Josefa las dejó solas. Fue a la sala, donde la gente se estaba aglomerando. Su marido se encontraba con el rostro pálido y ojeroso.
Mientras maquinalmente atendía a los vecinos, amigos y compañeros de trabajo de su marido, pensaba que terminaría la primaria. Después etiqueta y buenos modales.
Sí, quería ser como las tías de Luis, tan finas, tan bien vestidas, con una conversación tan interesante.
El día amaneció lluvioso para despedir a doña Ana de este mundo. Las hermanas lloraban en silencio, mientras secaban sus ojos con diminutos pañuelos de encaje blanco.

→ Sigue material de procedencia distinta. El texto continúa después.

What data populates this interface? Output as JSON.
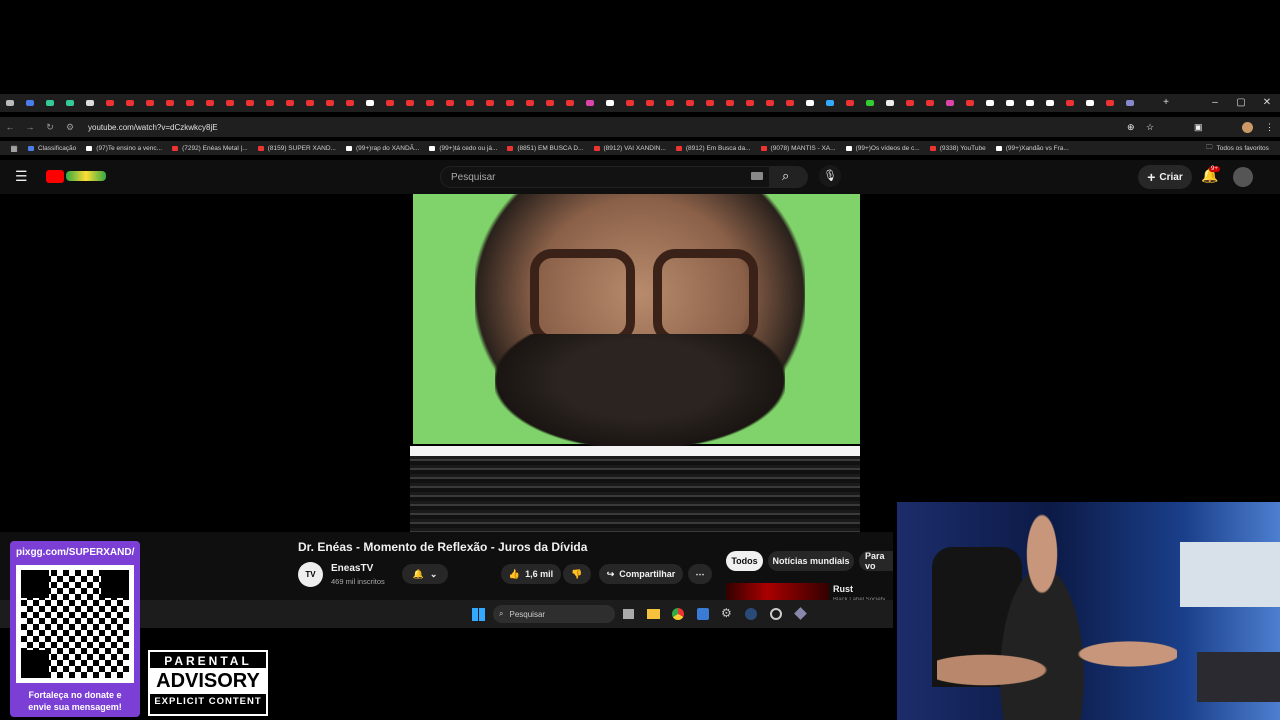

Luis dejaba que las lágrimas salieran libres de sus ojos despidiendo a su madre.
Una larga caravana fue hacia el cementerio.
El regreso fue callado. Luis y Josefa lucían cansados y tristes.
-Se fueron las señoras -dijo Pablina a Josefa cuando llegó a la cocina.
-¿Cuándo?
-Hace una hora por ahí. Me pidieron que les despidiera de usted y de Luis, porque el ómnibus no les daba tiempo a hacerlo.
Josefa se dirigió hacia la habitación donde habían estado las hermanas.
Le pareció de muy mala educación que no se hubieran despedido, porque a pesar de no tener instrucción, siempre supo que al retirarse de una casa se debe despedir de los dueños.
No señor, eso estaba muy mal. Pero... tal vez habrían dejado una carta disculpándose. ¡Claro que sí, eso era!
Pero no, no había ningún sobre en la pieza. Tampoco estaban los relojes de doña Ana y ninguna de sus alhajas. También faltaban los vestidos de la finada y su juego de porcelana.
Josefa decidió dejar en suspenso sus deseos de seguir el curso de etiqueta. Después de todo, pensó con filosofía, no todo lo que brilla es oro.
LA APUESTA
Era un viernes trece. A nadie le llamaba la atención la fecha, ya que en el Paraguay el día supersticioso era el martes trece. Pero como los films norteamericanos habían saturado el mercado con películas de horror sobre el tema, no faltó que algunos de los muchachos de la barra dijeran:
-Che, hoy es viernes trece.
-¿Y qué?
-Bueno, podríamos jugar de una vez «el cruce».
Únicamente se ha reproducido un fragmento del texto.